Suicide bomber targets police academy in Somali capital, leaving at least 15 dead
At least 15 police officers were killed and 17 injured on Thursday in the latest attack to rock the Somali capital, claimed by al-Shabaab militants.
2 min read
14 December, 2017
The General Kahiye Police Training Academy is the latest target of the al-Shabaab insurgency [Getty]
A suicide attacker disguised as a policeman carried out a deadly attack at a police training camp in Somalia's capital of Mogadishu on Thursday morning, killing at least 15.

All the victims are reportedly police officers, with at least 17 more injured.

The attacker infiltrated the General Kahiye Police Training Academy and detonated explosives strapped to his body during an early morning parade, according to police spokesman Major Mohamed Hussein.

The militant group al-Shabaab have claimed responsibility for the attack, quoting a higher death toll.

"We killed 27 police (officers) and injured more," Abdiasis Abu Musab, the group's military operations spokesman, told Reuters.

The al-Qaeda-affiliated group have been carrying out an intesifying wave of attacks across Somalia as part of its insurgency against the UN-backed government and its African Union allies.

In October, the group carried out a devastating truck bomb attack that left more than 500 dead, becoming the deadliest terror attack in 
Somalia's history.

The jihadi group were expelled from Mogadishu in 2011 and have since been losing territory in other parts of the country to African Union peacekeeping forces and Somali security forces.
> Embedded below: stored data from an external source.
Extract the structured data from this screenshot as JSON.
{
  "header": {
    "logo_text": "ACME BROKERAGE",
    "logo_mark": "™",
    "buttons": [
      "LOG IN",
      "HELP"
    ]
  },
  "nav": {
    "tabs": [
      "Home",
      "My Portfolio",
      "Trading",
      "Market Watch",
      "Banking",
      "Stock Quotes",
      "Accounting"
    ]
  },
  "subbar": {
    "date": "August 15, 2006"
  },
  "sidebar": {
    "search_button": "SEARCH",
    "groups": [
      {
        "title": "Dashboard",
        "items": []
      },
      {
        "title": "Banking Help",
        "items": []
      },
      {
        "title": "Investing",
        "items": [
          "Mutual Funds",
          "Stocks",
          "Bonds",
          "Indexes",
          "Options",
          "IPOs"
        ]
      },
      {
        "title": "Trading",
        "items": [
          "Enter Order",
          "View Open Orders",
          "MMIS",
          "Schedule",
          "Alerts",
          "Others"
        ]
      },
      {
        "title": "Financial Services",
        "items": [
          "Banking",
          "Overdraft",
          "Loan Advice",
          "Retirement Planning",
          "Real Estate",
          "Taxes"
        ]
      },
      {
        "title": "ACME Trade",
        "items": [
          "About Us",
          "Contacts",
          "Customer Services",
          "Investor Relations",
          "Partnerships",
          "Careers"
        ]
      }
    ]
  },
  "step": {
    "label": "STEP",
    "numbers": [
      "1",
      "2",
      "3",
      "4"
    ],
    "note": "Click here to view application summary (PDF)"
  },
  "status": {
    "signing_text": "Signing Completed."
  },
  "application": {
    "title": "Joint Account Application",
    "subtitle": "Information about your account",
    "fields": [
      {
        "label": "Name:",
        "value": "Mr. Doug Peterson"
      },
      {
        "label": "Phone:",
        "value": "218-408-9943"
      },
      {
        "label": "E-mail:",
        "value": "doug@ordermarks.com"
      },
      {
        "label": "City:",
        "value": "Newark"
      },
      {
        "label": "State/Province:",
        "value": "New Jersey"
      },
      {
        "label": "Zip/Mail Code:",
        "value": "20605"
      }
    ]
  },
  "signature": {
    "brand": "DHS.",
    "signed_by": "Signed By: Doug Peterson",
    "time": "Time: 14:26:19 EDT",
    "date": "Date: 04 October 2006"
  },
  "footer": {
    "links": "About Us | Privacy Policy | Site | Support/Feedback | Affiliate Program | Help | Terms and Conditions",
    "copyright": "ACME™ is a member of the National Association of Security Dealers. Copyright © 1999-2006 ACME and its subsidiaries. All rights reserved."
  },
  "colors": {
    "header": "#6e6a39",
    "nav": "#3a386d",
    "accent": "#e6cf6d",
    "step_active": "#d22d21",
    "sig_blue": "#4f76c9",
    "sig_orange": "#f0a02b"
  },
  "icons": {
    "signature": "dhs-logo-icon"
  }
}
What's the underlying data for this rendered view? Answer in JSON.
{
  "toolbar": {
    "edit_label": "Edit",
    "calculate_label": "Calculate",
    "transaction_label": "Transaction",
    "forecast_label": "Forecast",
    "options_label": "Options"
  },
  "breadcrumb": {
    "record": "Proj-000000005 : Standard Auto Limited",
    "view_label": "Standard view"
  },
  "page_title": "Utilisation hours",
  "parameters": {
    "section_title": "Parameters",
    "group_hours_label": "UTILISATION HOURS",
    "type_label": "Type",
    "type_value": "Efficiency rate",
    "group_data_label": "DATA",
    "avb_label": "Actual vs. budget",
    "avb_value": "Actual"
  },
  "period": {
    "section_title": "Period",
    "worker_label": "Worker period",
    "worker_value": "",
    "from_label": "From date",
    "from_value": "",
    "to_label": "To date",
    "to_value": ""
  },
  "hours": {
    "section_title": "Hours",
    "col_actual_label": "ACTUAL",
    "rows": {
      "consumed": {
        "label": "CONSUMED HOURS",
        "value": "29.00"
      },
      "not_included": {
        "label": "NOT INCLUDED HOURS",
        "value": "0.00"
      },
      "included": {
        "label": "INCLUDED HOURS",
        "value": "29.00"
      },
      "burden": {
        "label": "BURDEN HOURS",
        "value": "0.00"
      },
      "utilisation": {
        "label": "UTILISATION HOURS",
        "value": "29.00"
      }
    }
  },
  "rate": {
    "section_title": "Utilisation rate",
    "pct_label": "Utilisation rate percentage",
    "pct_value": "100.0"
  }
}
The attacks coincide with the African Union's plans to scale down its peacekeeping mission in Somalia, as part of a long term plan to pull out of the country and hand over to Somalia's own security force.

The peacekeeping mission, which consists of 22,000 troops, was first established a decade ago to support efforts to establish a government in the wake of Somalia's civil war in the early 1990s.